Once you deliver content to the new crowd, you may realize that your metrics are all off because you’re trying to gage the effectiveness of two or three different efforts within a tiny timeline. Before you have a chance to dig into the statistics, you’re off on your next task. Yikes. It’s difficult to measure the campaign’s effectiveness. Scary.

It is also difficult to measure your effectiveness. Scarier.

I’m betting this happens mostly to content models that revolve around the scenario and not necessarily around the user. Basing a communications or content campaign on the user with a little content strategy is the trick to an internal win, if not, something more.

The tiniest model for the biggest bang (in most hectic cases).
  • Content Inventory (with some metrics bolted onto it)
  • Editorial Strategy
  • A Model Based on Making “Them” Do Something

These sound rudimentary and extremely basic, but seriously—sit down one afternoon and go through your emails, snail mail, and even listen to a few radio or cable TV spots. There’s a high chance that there are plenty of entities out there trying to sell stuff to you, and most likely don’t care about nurturing you toward making your own decision (other than to kill ads on sight).

Flip it. Create a mini model that serves the audience and not just delivering as much as you can to them as possible, which your superiors may want you to do. It’s a little marketing-esque, but hey—that’s what brings in leads and ultimately sales, allowing you to keep your job, right?

I’ve noticed that if I even incorporate three of those content strategy elements into a given project, I am suddenly blessed with:

  • A means of shaping a user path toward an ultimate goal.
  • A way to organize messaging to avoid being repetitive or completely blowing the conversation with the audience.
  • A benchmark to determine whether or not the content is doing its job.

Say you have a weekly company email sent out to a particular audience. One week, it’s pitching widget A to the hardest of cores. The company decides that it needs to pitch widget B instead to the same folks. Abruptly changing the content without consideration to the audience can wreck a lot of conversations and conversions.

Consider reshaping the email. Maybe the email becomes a wealth of knowledge for a would-be customer, rather than a pitch-fest. You can house the widget pitches, but the actual content serves a higher purpose—an education of your product.

Like Bill Bernbach said,

“All of us who professionally use the mass media are the shapers of society. We can vulgerize that society. We can brutalize it. Or we can help lift it onto a higher level.”

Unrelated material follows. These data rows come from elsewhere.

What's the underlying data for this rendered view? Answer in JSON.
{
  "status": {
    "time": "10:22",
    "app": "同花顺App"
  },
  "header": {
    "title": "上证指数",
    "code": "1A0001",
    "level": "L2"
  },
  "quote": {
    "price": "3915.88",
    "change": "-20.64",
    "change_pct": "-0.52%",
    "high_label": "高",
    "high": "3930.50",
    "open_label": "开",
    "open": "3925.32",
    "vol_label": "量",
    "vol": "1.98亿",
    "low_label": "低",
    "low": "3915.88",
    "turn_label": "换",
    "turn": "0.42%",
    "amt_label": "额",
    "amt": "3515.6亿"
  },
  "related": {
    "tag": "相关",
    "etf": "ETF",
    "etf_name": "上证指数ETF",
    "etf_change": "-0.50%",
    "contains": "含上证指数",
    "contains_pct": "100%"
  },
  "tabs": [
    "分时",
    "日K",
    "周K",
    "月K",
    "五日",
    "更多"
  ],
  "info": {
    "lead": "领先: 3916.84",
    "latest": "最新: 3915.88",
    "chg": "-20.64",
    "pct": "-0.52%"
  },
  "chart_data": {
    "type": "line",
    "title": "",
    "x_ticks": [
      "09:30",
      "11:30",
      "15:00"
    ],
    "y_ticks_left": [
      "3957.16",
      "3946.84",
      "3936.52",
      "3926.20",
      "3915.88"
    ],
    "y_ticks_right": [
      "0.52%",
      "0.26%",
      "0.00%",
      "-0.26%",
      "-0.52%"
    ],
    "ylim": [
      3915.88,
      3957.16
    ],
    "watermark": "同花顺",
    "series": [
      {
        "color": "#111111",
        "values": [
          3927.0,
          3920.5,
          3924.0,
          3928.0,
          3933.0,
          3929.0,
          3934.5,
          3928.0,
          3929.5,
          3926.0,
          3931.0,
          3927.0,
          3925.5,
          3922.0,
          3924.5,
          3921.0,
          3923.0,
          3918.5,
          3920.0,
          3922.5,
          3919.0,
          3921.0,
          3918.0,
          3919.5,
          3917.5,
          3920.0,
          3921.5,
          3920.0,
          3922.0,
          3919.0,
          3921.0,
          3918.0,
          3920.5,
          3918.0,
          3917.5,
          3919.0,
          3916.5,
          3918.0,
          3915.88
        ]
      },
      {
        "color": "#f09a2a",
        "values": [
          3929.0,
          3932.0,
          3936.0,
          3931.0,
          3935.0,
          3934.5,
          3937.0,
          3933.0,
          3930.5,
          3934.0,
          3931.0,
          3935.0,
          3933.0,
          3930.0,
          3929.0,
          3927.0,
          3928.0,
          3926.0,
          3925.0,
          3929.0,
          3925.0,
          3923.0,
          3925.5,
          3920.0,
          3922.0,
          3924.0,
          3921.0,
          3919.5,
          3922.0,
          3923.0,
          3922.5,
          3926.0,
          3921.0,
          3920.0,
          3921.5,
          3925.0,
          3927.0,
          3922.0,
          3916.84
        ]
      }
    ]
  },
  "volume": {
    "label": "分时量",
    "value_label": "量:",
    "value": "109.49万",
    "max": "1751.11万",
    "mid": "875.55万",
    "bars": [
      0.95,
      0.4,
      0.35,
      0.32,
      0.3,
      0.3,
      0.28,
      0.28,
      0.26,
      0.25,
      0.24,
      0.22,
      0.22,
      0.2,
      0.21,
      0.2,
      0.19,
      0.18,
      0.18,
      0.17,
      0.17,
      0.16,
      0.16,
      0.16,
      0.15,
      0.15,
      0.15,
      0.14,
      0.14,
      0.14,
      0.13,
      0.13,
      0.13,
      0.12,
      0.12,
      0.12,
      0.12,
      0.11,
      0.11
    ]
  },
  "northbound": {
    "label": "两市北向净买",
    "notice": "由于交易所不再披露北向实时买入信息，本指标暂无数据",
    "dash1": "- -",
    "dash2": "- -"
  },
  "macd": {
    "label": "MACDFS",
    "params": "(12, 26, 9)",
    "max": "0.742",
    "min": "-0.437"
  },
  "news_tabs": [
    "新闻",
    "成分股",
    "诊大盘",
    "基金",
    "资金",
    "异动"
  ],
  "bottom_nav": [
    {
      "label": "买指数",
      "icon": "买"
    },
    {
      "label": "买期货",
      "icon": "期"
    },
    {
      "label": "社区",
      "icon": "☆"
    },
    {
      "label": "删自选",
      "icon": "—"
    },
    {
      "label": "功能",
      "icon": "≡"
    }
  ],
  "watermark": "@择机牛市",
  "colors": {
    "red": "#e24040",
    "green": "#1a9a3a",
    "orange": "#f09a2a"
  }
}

I say we lift it onto a higher level. These three elements tend to do me a huge favor:

With a content inventory, you can take stock of what you’ve communicated with your audience. If you’ve taken the care to mod it with a little metrics lovin’, you can see which content or messages were more effective.

An editorial strategy keeps you on track for your future pieces. Since the content is based on the user and not on the email, you have a little more leeway to implement sudden shifts in messaging that may occur under the hypothesized small-business-love-hectic-shotgun-marketing approach.

The previous two fuel your overall content model. Perhaps the model has a rule that the content delivered doesn’t just sell. It instead educates or informs the audience about the widgets.

It sounds difficult…

…but we can do it.

Create the model. Give it a shot. Enjoy that peace of mind that comes with such organization.

Then, when the metrics come in, you can attest it to the model, and not five different marketing approaches.

Speaking of which, I can already feel the criticism of whether or not this is marketing or a content strategy. Does it matter?

I use content strategy to empower marketing to either persuade buyers to buy, or to satisfy a bigger objective for my employer. In the end, each successful project based off of a content strategy is just another case of why content strategy is so effective in communications.

Sounds like a lot of win, but you don’t have to take my word for it.

What do you think? What have your experiences been like?